Romancier français populaire, Auguste Le Breton (1913-1999) est le maître de la langue verte et de l'argot parisien. Pupille de la Nation, élevé dans le monde de l'assistance, il a puisé dans son expérience pour écrire des romans policiers qui ont inspiré de nombreux films et ont marqué l'imaginaire populaire.
Auguste Montfort, dit Auguste Le Breton, naît le 18 février 1913 à Lesneven, dans le Finistère. Pupille de la Nation, il est orphelin de guerre à la suite du décès de son père en 1914. Sa mère étant absente, il passe son enfance dans des orphelinats et des maisons de correction. Il exerce divers métiers, dont couvreur, terrassier et bookmaker clandestin, avant de se consacrer à l'écriture. Il apprend l'argot sur le tas, au contact des milieux interlopes, et en fait sa marque de fabrique. Il invente le mot "rififi" sur le quai de la Fosse à Nantes en 1942, ainsi que le terme "verlan".

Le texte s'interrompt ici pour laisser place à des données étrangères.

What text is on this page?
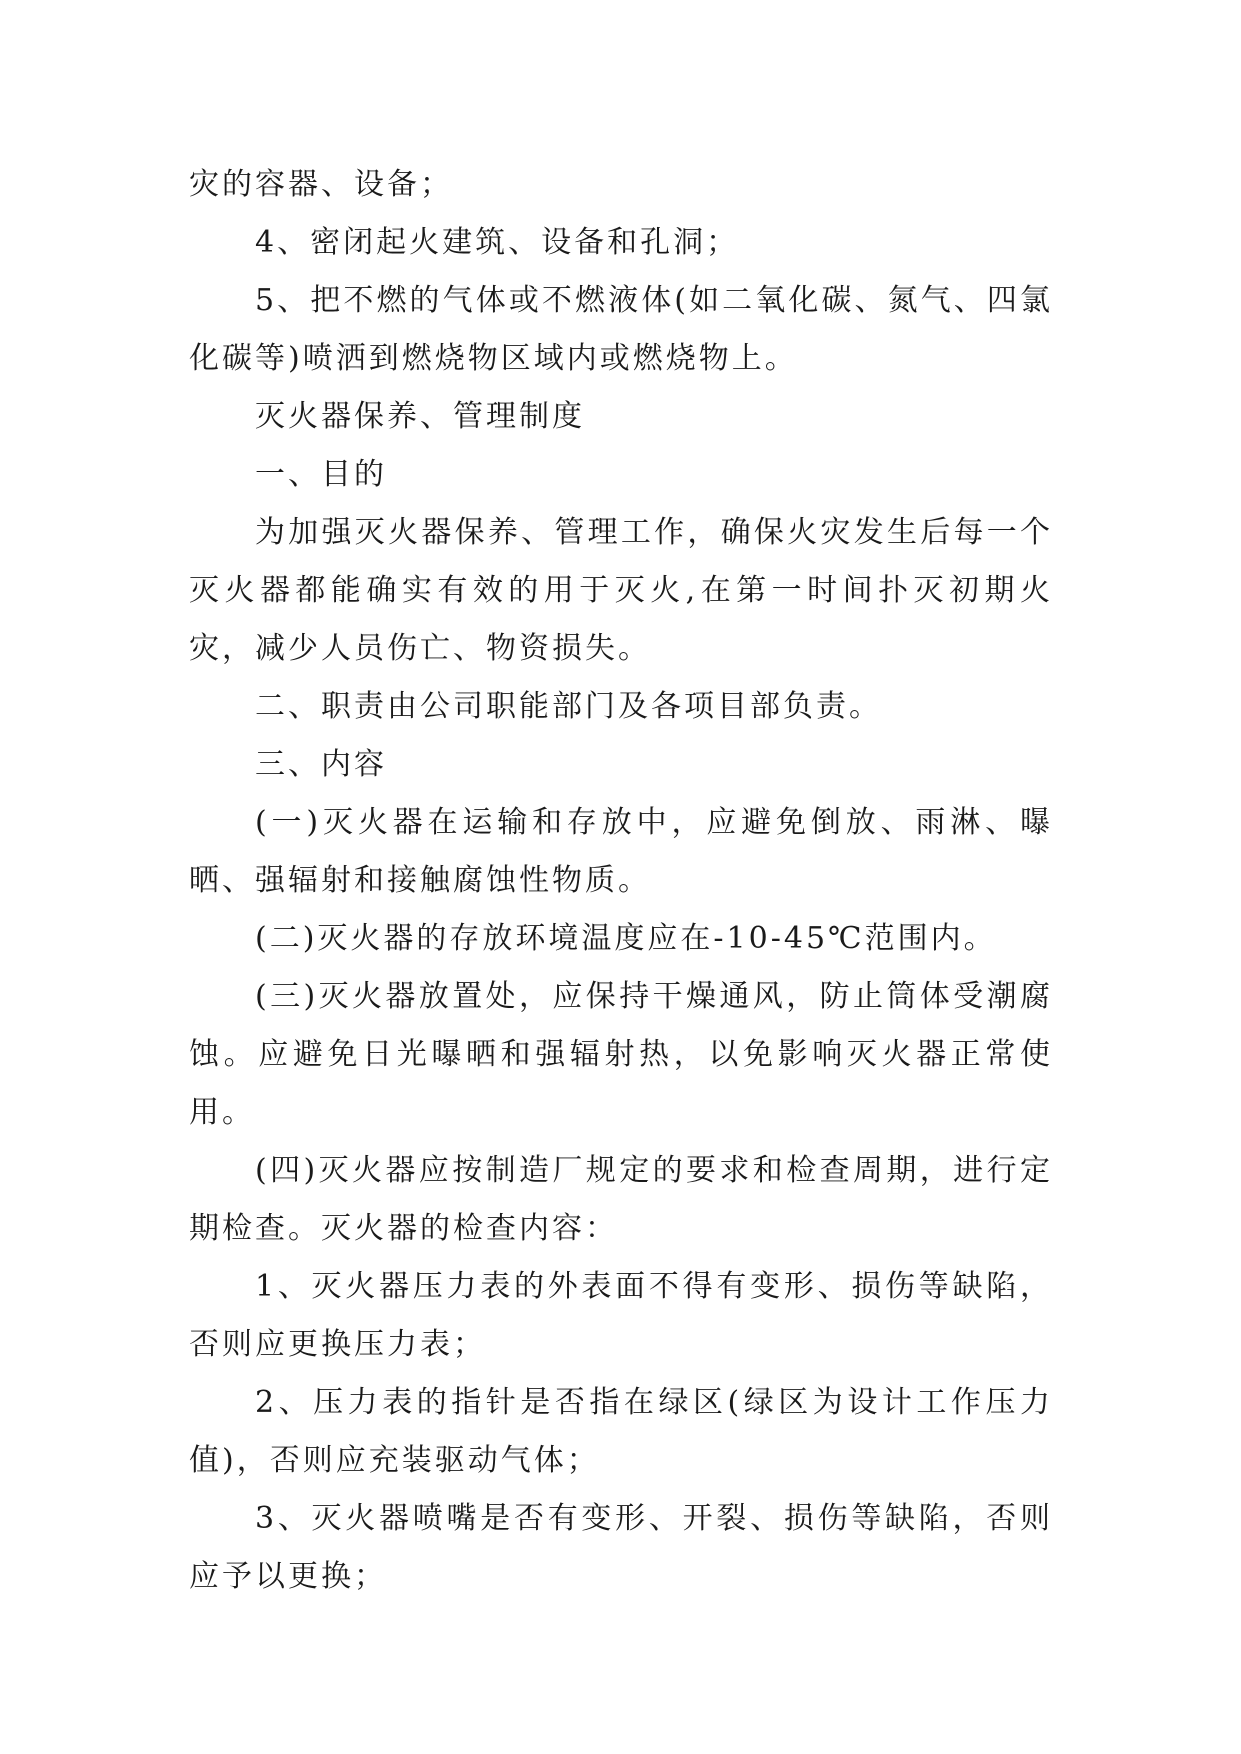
灾的容器、设备；

4、密闭起火建筑、设备和孔洞；

5、把不燃的气体或不燃液体(如二氧化碳、氮气、四氯化碳等)喷洒到燃烧物区域内或燃烧物上。

灭火器保养、管理制度

一、目的

为加强灭火器保养、管理工作，确保火灾发生后每一个灭火器都能确实有效的用于灭火,在第一时间扑灭初期火灾，减少人员伤亡、物资损失。

二、职责由公司职能部门及各项目部负责。

三、内容

(一)灭火器在运输和存放中，应避免倒放、雨淋、曝晒、强辐射和接触腐蚀性物质。

(二)灭火器的存放环境温度应在-10-45℃范围内。

(三)灭火器放置处，应保持干燥通风，防止筒体受潮腐蚀。应避免日光曝晒和强辐射热，以免影响灭火器正常使用。

(四)灭火器应按制造厂规定的要求和检查周期，进行定期检查。灭火器的检查内容：

1、灭火器压力表的外表面不得有变形、损伤等缺陷，否则应更换压力表；

2、压力表的指针是否指在绿区(绿区为设计工作压力值)，否则应充装驱动气体；

3、灭火器喷嘴是否有变形、开裂、损伤等缺陷，否则应予以更换；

En 1953, il publie son premier roman, Du rififi chez les hommes, qui connaît un succès immédiat et est adapté au cinéma par Jules Dassin en 1955. Ce roman, qui raconte le cambriolage d'une bijouterie parisienne, lance sa carrière d'écrivain. Auguste Le Breton enchaîne ensuite les succès avec des romans tels que Razzia sur la chnouf et Le Clan des Siciliens (1969), qui plongent le lecteur dans le monde interlope et mettent en scène des personnages hauts en couleur. Au total, il a publié plus de 80 livres. Ses romans ont inspiré de nombreux films, dont certains sont devenus des classiques du cinéma policier français. Il a reçu la Croix de guerre pour son engagement pendant la Libération.
1913 : Naissance d'Auguste Le Breton à Lesneven, Finistère.
1914 : Décès de son père.
1942 : Invention du mot "rififi" et du terme "verlan".

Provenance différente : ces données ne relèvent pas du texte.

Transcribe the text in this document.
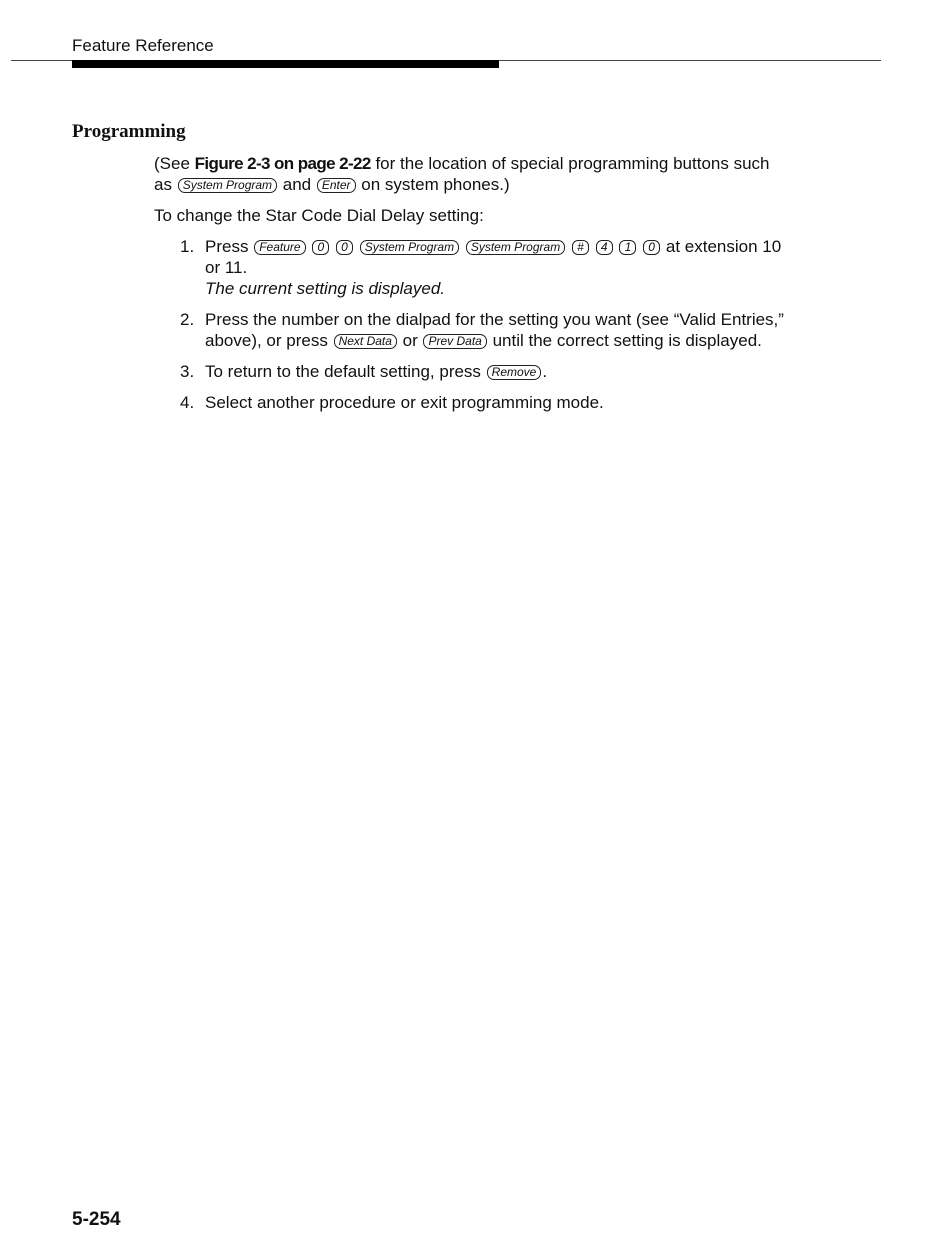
Feature Reference
Programming

(See Figure 2-3 on page 2-22 for the location of special programming buttons such as System Program and Enter on system phones.)

To change the Star Code Dial Delay setting:

1. Press Feature 0 0 System Program System Program # 4 1 0 at extension 10 or 11.
The current setting is displayed.
2. Press the number on the dialpad for the setting you want (see “Valid Entries,” above), or press Next Data or Prev Data until the correct setting is displayed.
3. To return to the default setting, press Remove .
4. Select another procedure or exit programming mode.
5-254
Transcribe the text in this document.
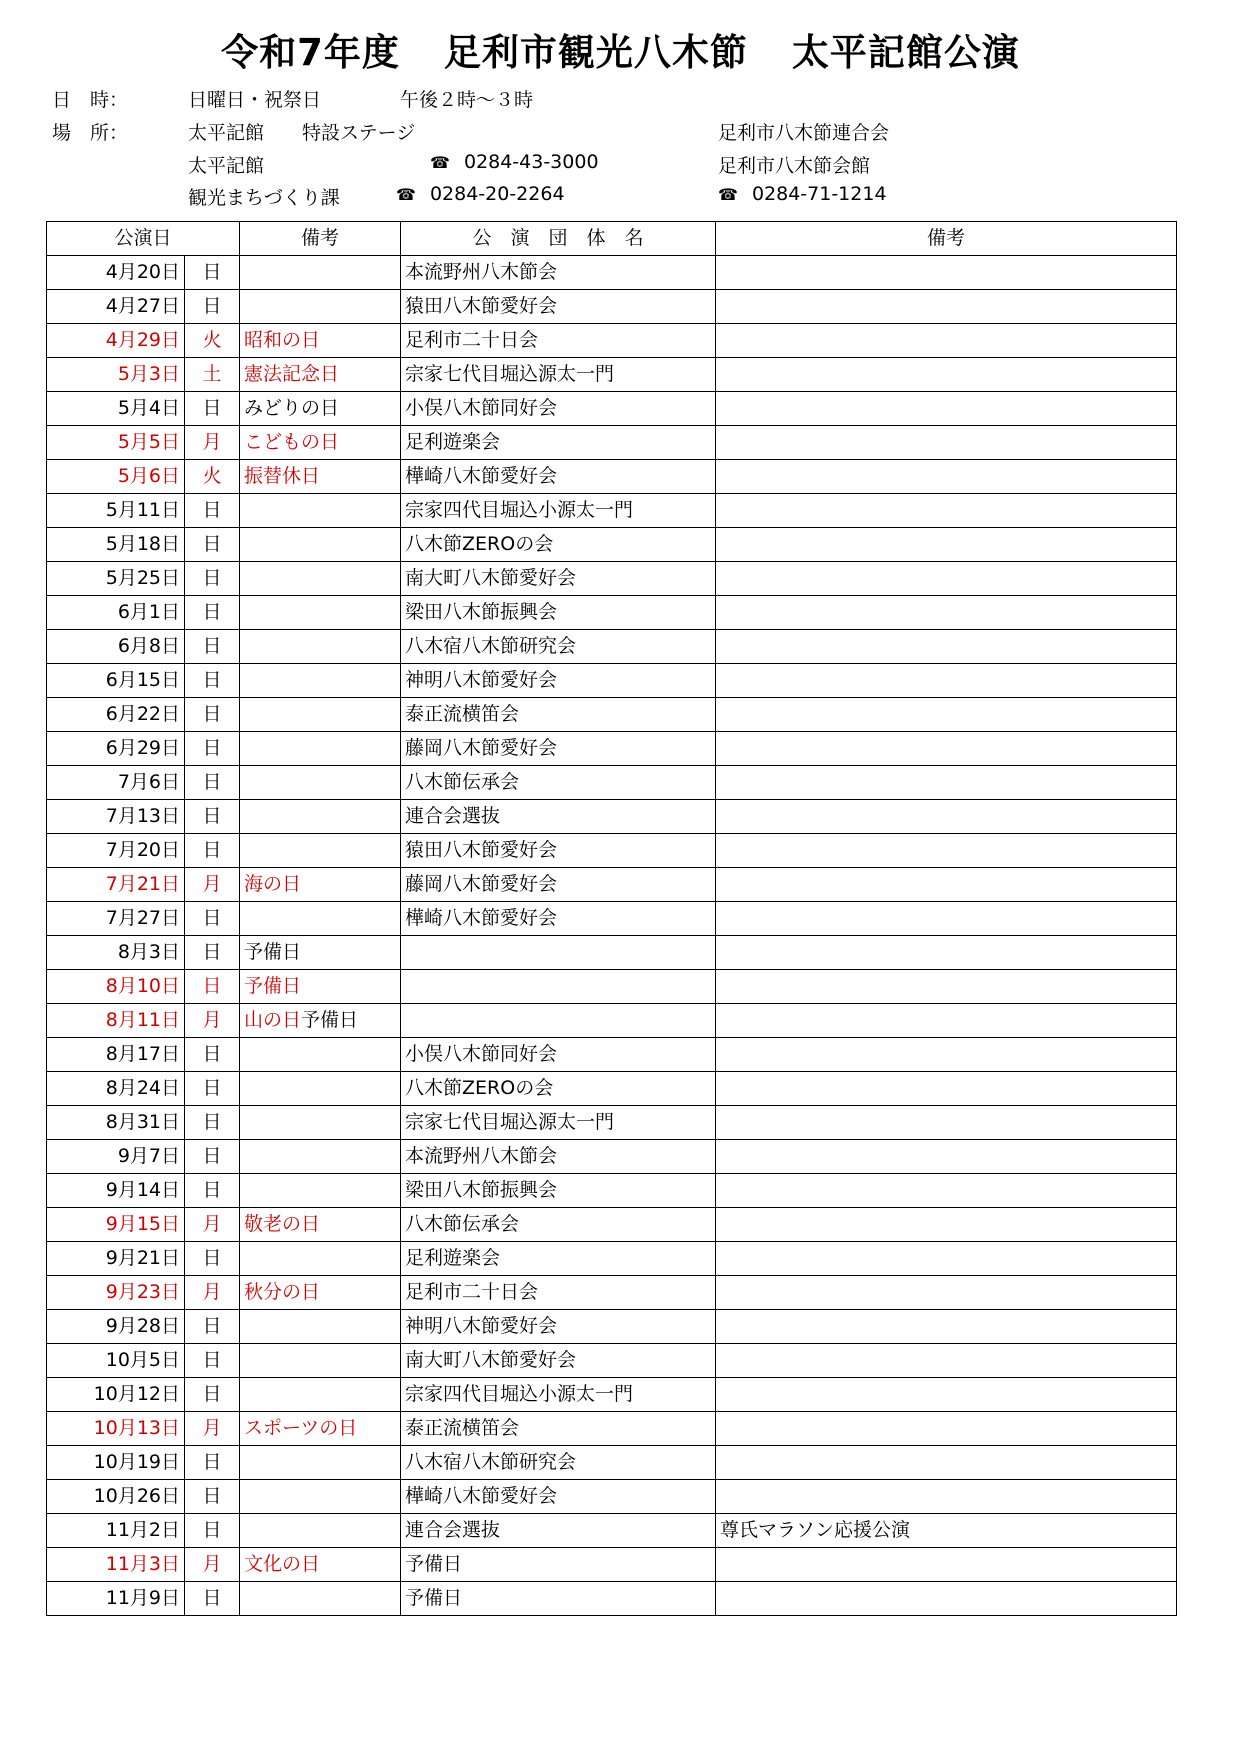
令和7年度 足利市観光八木節 太平記館公演
日　時：	日曜日・祝祭日	午後２時～３時
場　所：	太平記館　　特設ステージ
太平記館	☎ 0284-43-3000
観光まちづくり課	☎ 0284-20-2264
足利市八木節連合会
足利市八木節会館
☎ 0284-71-1214
公演日		備考	公　演　団　体　名	備考
4月20日	日		本流野州八木節会	
4月27日	日		猿田八木節愛好会	
4月29日	火	昭和の日	足利市二十日会	
5月3日	土	憲法記念日	宗家七代目堀込源太一門	
5月4日	日	みどりの日	小俣八木節同好会	
5月5日	月	こどもの日	足利遊楽会	
5月6日	火	振替休日	樺崎八木節愛好会	
5月11日	日		宗家四代目堀込小源太一門	
5月18日	日		八木節ZEROの会	
5月25日	日		南大町八木節愛好会	
6月1日	日		梁田八木節振興会	
6月8日	日		八木宿八木節研究会	
6月15日	日		神明八木節愛好会	
6月22日	日		泰正流横笛会	
6月29日	日		藤岡八木節愛好会	
7月6日	日		八木節伝承会	
7月13日	日		連合会選抜	
7月20日	日		猿田八木節愛好会	
7月21日	月	海の日	藤岡八木節愛好会	
7月27日	日		樺崎八木節愛好会	
8月3日	日	予備日		
8月10日	日	予備日		
8月11日	月	山の日予備日		
8月17日	日		小俣八木節同好会	
8月24日	日		八木節ZEROの会	
8月31日	日		宗家七代目堀込源太一門	
9月7日	日		本流野州八木節会	
9月14日	日		梁田八木節振興会	
9月15日	月	敬老の日	八木節伝承会	
9月21日	日		足利遊楽会	
9月23日	月	秋分の日	足利市二十日会	
9月28日	日		神明八木節愛好会	
10月5日	日		南大町八木節愛好会	
10月12日	日		宗家四代目堀込小源太一門	
10月13日	月	スポーツの日	泰正流横笛会	
10月19日	日		八木宿八木節研究会	
10月26日	日		樺崎八木節愛好会	
11月2日	日		連合会選抜	尊氏マラソン応援公演
11月3日	月	文化の日	予備日	
11月9日	日		予備日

1953 : Publication de Du rififi chez les hommes.
1955 : Adaptation cinématographique de Du rififi chez les hommes par Jules Dassin.
1969 : Publication de Le Clan des Siciliens.
1999 : Décès à Saint-Germain-en-Laye.
Auguste Le Breton a connu une vie personnelle tumultueuse, marquée par l'abandon, la pauvreté et la marginalité. Son expérience du milieu interlope a fortement influencé son œuvre. On sait peu de choses sur sa vie privée, qu'il tenait à préserver.
Le Breton était un écrivain autodidacte, qui a su transposer son expérience du terrain dans ses romans. Il était passionné par la langue française, qu'il maniait avec virtuosité. Ses romans ont contribué à populariser l'argot parisien et ont marqué l'imaginaire populaire.
Auguste Le Breton décède le 31 mai 1999 à Saint-Germain-en-Laye, à l'âge de 86 ans. Sa disparition a suscité peu de réactions dans le monde littéraire, son œuvre étant souvent considérée comme de la littérature de genre.
Lesneven, sa ville natale dans le Finistère, a marqué son identité. Paris, où il a vécu et travaillé pendant la majeure partie de sa vie, est également un lieu de référence. Le milieu interlope, qu'il a fréquenté et décrit dans ses romans, reste son terrain de prédilection.